Quelles sont les principales caractéristiques de ce soulèvement corse ?

Tout d’abord, le combat corse est dirigé contre l’État, l’État central, l’État jacobin. Il n’est pas anodin de voir que les soulèvements contre l’État central et contre le pouvoir régalien (police, justice, pénitentiaire) s’exacerbent après deux ans d’une crise sanitaire interdisant tout rassemblement, voire toute mise en relation au-delà du tout petit cercle de la famille nucléaire. On le sait, la Corse est une région dans laquelle les solidarités familiales, avec la famille élargie, le «clan» sont fortes et on imagine que l’isolement des anciens dans les villages, sans visite des plus jeunes, a produit une forte irritation. La gestion autoritaire de cette crise sanitaire, la stratégie de la peur a entraîné de multiples soulèvements.
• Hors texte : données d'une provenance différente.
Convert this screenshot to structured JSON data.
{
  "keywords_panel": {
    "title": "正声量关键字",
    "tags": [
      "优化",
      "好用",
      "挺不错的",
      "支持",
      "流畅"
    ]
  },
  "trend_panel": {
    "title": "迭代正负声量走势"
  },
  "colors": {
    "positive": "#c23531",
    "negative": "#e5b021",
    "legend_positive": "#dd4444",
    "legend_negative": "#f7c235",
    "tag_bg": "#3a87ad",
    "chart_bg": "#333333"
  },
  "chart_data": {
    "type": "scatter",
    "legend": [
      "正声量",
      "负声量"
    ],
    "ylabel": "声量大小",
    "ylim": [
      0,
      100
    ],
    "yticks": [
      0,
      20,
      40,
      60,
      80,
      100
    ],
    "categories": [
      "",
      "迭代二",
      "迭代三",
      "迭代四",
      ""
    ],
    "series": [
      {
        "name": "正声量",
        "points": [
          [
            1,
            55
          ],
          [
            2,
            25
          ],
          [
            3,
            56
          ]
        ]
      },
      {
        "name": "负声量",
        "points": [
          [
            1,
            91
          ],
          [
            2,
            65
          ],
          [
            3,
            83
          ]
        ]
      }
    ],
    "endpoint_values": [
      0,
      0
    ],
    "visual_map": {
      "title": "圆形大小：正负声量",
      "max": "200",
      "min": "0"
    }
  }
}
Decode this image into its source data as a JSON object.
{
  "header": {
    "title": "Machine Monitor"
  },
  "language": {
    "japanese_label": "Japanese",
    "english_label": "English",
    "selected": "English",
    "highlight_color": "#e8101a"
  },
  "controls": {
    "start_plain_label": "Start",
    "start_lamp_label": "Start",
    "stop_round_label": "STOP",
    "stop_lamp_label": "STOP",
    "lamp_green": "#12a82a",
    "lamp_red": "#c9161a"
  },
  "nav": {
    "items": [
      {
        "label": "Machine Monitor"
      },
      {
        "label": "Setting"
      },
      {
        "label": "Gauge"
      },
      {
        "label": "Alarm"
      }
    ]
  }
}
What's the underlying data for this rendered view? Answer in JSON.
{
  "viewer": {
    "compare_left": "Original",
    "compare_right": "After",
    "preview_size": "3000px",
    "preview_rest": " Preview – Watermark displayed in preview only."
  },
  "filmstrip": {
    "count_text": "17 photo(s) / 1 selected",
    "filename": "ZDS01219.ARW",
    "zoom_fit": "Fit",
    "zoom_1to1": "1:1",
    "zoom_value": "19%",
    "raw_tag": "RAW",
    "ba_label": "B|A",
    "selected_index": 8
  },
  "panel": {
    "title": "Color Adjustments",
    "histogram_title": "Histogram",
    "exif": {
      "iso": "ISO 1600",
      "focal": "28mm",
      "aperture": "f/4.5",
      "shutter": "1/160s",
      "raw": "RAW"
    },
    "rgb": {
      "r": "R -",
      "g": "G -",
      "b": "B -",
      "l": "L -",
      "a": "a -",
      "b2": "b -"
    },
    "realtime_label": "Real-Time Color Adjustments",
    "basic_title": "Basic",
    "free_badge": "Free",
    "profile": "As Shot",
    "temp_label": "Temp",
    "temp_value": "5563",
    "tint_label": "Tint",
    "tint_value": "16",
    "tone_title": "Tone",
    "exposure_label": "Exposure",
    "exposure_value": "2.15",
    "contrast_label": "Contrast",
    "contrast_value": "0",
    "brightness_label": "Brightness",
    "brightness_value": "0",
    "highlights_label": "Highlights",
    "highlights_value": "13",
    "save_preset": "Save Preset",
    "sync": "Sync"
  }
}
Ce n’est pas la France qui est brocardée par les émeutiers, mais l’État central français. Et il importe de bien faire la distinction. L’homme politique Pupponi a dit récemment «l’État central n’a jamais aimé la Corse». On pourrait d’ailleurs dire qu’il n’a jamais aimé non plus l’Alsace, ni la Bretagne comme il n’aime en général pas toute affirmation d’un «idéal communautaire».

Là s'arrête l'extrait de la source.